It has been sad—almost tragic, in fact—to watch how naked McLaren’s machines have become in recent years.
Competing with mobile billboards just a decade ago, the team have haemorrhaged sponsors left, right and centre to the point where their cars are now almost as bare as the backmarkers.
That long-term partners including Hugo Boss and TAG Heuer have ditched McLaren for rival teams—switching to Mercedes and Red Bull, respectively, in 2015—has only added insult to injury.
But the first cut was by far the deepest—and it is yet to be stitched up.
Following the end of McLaren’s seven-year relationship with Vodafone at the end of 2013, Dennis was determined to avoid settling for a quick fix, even suggesting the concept of title sponsorship was a thing of the past, per Autosport (h/t Eurosport).
Highly reluctant to undersell McLaren—to settle for anything less than the best deal for the team he had come to regard as his own creation—Dennis’ stubbornness arguably contributed to his downfall, but Brown should be far more accessible to potential partners.
In his previous role at Just Marketing International, the leading motorsport marketing agency, Brown was behind some of the biggest deals in the modern era—including Martini’s title sponsorship of Williams, Ferrari’s deal with UPS and McLaren’s agreement with Johnnie Walker, per The Inside Line’s Maurice Hamilton.
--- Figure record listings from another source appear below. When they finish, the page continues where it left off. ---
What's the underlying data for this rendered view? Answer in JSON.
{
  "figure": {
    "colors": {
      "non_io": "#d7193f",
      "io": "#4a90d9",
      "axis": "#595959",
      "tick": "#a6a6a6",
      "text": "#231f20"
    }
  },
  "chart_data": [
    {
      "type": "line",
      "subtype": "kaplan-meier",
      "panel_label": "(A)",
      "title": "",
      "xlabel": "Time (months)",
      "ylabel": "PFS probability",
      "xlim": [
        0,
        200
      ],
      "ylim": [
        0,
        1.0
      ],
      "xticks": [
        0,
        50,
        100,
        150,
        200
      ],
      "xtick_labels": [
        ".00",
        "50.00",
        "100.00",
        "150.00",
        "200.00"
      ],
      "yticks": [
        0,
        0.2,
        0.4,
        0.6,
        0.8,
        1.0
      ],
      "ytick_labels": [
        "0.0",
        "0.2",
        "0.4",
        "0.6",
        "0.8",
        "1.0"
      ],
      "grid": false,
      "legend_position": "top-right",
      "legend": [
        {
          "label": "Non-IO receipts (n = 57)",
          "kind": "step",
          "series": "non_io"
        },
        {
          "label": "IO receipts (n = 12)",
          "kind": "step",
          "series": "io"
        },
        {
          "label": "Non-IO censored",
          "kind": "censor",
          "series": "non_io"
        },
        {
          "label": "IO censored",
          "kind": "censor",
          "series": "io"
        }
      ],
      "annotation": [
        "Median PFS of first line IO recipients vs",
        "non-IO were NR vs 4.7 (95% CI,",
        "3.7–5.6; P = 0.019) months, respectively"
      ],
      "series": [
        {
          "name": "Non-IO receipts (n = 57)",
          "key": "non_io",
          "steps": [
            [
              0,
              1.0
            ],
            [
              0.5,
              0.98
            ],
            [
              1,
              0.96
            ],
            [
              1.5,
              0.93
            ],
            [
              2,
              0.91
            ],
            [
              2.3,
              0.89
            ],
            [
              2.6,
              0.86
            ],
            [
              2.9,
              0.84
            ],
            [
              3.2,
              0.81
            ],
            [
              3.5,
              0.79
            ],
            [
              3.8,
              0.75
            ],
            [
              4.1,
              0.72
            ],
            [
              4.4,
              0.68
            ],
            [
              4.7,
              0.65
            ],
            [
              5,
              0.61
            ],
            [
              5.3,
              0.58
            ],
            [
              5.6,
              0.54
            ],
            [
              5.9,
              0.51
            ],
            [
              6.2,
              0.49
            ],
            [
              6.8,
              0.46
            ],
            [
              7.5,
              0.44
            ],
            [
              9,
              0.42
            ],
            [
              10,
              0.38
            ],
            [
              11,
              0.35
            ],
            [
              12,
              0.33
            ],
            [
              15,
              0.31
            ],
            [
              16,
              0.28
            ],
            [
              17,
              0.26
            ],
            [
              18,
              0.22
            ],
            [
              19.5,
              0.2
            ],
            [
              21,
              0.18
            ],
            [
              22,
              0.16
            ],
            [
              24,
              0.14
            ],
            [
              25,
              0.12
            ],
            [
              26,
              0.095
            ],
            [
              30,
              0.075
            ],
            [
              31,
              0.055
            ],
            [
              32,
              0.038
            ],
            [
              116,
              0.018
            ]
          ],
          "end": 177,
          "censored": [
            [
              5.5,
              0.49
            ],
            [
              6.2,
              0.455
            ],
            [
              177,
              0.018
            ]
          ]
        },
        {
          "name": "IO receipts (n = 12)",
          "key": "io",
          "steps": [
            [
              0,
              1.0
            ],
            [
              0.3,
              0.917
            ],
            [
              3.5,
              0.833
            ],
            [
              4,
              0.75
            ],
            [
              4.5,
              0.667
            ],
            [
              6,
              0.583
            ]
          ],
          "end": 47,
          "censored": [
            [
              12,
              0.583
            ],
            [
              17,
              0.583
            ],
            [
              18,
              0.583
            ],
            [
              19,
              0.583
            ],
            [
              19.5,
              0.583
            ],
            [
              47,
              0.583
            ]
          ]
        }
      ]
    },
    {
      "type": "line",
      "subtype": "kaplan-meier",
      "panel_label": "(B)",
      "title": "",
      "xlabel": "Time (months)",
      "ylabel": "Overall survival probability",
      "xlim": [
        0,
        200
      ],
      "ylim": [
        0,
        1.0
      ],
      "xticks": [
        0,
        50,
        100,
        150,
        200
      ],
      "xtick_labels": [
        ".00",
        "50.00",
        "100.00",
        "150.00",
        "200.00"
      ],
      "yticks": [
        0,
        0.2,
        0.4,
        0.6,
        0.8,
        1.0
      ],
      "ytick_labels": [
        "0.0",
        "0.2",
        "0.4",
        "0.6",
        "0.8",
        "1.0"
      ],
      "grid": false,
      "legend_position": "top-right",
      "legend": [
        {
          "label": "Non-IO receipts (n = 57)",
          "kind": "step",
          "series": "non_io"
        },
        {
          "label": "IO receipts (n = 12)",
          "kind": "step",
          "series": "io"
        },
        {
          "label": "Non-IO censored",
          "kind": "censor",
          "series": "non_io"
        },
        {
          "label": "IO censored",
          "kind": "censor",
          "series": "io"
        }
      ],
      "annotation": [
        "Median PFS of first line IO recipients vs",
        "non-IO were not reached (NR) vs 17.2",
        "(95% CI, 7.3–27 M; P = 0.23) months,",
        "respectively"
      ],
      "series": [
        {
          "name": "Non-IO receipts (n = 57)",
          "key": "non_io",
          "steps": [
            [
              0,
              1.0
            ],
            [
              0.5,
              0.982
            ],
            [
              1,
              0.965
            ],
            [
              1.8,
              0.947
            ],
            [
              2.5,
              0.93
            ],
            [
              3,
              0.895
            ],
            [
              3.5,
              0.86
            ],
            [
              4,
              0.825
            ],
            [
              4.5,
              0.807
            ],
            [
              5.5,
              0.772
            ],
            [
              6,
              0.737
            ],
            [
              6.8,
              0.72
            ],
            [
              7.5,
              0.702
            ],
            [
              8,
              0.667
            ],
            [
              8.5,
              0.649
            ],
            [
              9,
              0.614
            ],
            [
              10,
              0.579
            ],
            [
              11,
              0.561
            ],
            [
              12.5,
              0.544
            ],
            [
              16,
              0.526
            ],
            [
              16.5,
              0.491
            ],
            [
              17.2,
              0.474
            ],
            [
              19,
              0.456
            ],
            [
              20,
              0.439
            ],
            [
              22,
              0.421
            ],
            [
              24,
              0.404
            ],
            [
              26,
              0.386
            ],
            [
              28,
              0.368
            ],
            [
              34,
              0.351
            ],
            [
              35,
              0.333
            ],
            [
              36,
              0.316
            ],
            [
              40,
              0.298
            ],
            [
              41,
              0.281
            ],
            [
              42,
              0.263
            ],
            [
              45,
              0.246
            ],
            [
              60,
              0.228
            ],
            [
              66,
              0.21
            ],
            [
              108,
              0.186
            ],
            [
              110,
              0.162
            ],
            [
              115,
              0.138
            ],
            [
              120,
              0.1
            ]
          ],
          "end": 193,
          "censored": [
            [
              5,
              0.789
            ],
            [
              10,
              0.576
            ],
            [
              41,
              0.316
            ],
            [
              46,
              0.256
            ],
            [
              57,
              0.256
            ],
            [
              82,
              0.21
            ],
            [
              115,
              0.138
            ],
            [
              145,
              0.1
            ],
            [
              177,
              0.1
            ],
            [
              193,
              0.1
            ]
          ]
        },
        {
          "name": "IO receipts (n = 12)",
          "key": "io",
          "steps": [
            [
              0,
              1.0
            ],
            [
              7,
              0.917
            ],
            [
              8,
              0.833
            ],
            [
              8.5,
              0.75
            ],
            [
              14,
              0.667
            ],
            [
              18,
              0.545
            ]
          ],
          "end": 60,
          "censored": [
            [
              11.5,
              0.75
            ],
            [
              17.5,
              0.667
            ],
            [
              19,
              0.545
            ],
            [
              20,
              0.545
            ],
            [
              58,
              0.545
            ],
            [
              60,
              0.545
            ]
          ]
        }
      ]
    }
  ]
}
As reported by Autosport (h/t Eurosport), Brown fears he has arrived too late to find a new title sponsor—which, in stark contrast to Dennis, he believes is “crucially important”—for next year, with the American hoping to finally find a replacement for Vodafone in time for 2018.
That would broaden the team’s budget and, with any luck, signal the end of that bland, “mutant McLaren-Honda” colour scheme the team have used for the last 18 months.